-->
Simultaneous Localization and Mapping (SLAM) has been there for quite a while, but it has gained much popularity with the recent advent of Autonomous Navigation and self-driving cars. SLAM is like a perception that aids a robot/device to find it's relative position in an unknown environment. Applications of which extend from augmented reality, to virtual reality, to indoor navigation, and Autonomous vehicles.

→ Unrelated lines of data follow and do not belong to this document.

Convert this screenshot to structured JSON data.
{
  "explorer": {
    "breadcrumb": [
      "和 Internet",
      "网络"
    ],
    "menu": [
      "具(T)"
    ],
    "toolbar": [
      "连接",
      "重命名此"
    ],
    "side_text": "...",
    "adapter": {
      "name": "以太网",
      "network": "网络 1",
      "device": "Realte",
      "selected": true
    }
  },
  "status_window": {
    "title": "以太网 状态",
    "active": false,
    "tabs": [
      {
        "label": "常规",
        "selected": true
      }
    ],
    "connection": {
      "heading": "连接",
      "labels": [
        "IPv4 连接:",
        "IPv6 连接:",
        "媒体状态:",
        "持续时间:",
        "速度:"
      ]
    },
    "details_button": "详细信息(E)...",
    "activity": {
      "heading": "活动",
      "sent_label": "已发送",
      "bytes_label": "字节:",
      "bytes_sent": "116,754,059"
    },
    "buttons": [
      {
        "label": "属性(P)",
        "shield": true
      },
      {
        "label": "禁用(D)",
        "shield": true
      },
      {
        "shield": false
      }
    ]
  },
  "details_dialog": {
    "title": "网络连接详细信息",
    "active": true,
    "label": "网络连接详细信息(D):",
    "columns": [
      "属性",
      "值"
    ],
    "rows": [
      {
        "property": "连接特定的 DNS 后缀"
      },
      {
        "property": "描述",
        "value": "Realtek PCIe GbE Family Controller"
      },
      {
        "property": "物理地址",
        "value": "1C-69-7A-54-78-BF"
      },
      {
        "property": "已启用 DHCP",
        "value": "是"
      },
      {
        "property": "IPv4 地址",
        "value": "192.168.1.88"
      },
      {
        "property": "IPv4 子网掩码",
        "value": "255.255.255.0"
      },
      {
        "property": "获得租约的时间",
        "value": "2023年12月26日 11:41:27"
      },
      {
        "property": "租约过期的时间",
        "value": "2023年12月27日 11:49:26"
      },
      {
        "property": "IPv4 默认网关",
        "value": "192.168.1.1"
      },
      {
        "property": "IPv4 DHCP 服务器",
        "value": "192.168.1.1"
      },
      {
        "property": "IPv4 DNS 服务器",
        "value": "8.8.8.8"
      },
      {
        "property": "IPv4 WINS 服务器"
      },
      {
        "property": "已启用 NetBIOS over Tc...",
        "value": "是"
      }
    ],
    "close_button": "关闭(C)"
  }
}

For implementing SLAM using a perceptive device, the algorithm assumes that we have the controls of the position of the camera (6 DoF: forward, backward, up, down, left, and right). If the camera is mounted in a vehicle(that navigate on land), usually the up and down movements are minimal(and can be neglected for plain roads). The visual SLAM uses some sort of point descriptors for both generation and localization. These point descriptors can contain a camera video stream, IR readings, Li-DAR depth estimates, etc. Based on these values, the algorithm generates a map of the environment. The algorithm then makes use of Kalmann-filter algorithm, where we take observations of known values over time and try to calculate the unknown variable(dependent on the known) values.In our case, we have a monocular camera as a sensor that streams the video feed to the server, where the computation takes place. Based on the video feed that the server receives, various feature points are detected and a descriptor dictionary/JSON is created that stores various information that looks something like this:
Key_point = {(x,y): {'Orientation': value, "relative distance':value, 'color': value, ...}
Once this is created, we have the known variables to process the unknown variable( Reconstruction of the map). Due to the hardware limitations(ran this on a surface pro 6), the project makes use of a Sparse ORB-SLAM algorithm instead of a dense one. This doesn't compromise the efficiency(for our test case) of the algorithm by much though. Let's take a quick look at what an ORB feature mapping is...
ORB Feature Mapping:
Oriented FAST and Rotated BRIEF(ORB) is a scaling invariant, rotation invariant, one-shot feature detection algorithm. As its name suggests, it is relatively fast and doesn't require a GPU for computation. The algorithm computes the key-points of a given train image and maps it with the test image. These key-points could be the pixel intensity, edges-detected, or any other distinctive regions in an image. These key-points are then matched based on the nearest 4 pixels(as opposed to 16 nearest neighbor matching used in SURF). It also up-scales and down-scales the training image to make the feature detection scale-invariant. Due to it being computationally inexpensive in nature, this algorithm can be used in CPU and even mobile devices. When running the algorithm on our dashcam video, we get something like this:
Methodology:
The application begins with calibrating the camera and setting the camera intrinsic for optimization. It makes use of OpenCV's ORB feature mapping function for key-point extraction. Lowe's ratio test is used for mapping the key-points. Each detected key-point from the image at '(t-1)' interval is matched with a number of key-points from the 't' interval image. The key-points with the least distance are kept based on several generated. Lowe's test checks that the two distances are sufficiently different. If they are not, then the key-point is eliminated and will not be used for further calculations. For 2D video visualization, I had a couple of choices: OpenCV, SDL2, PyGame, Kivy, Matplotlib, etc.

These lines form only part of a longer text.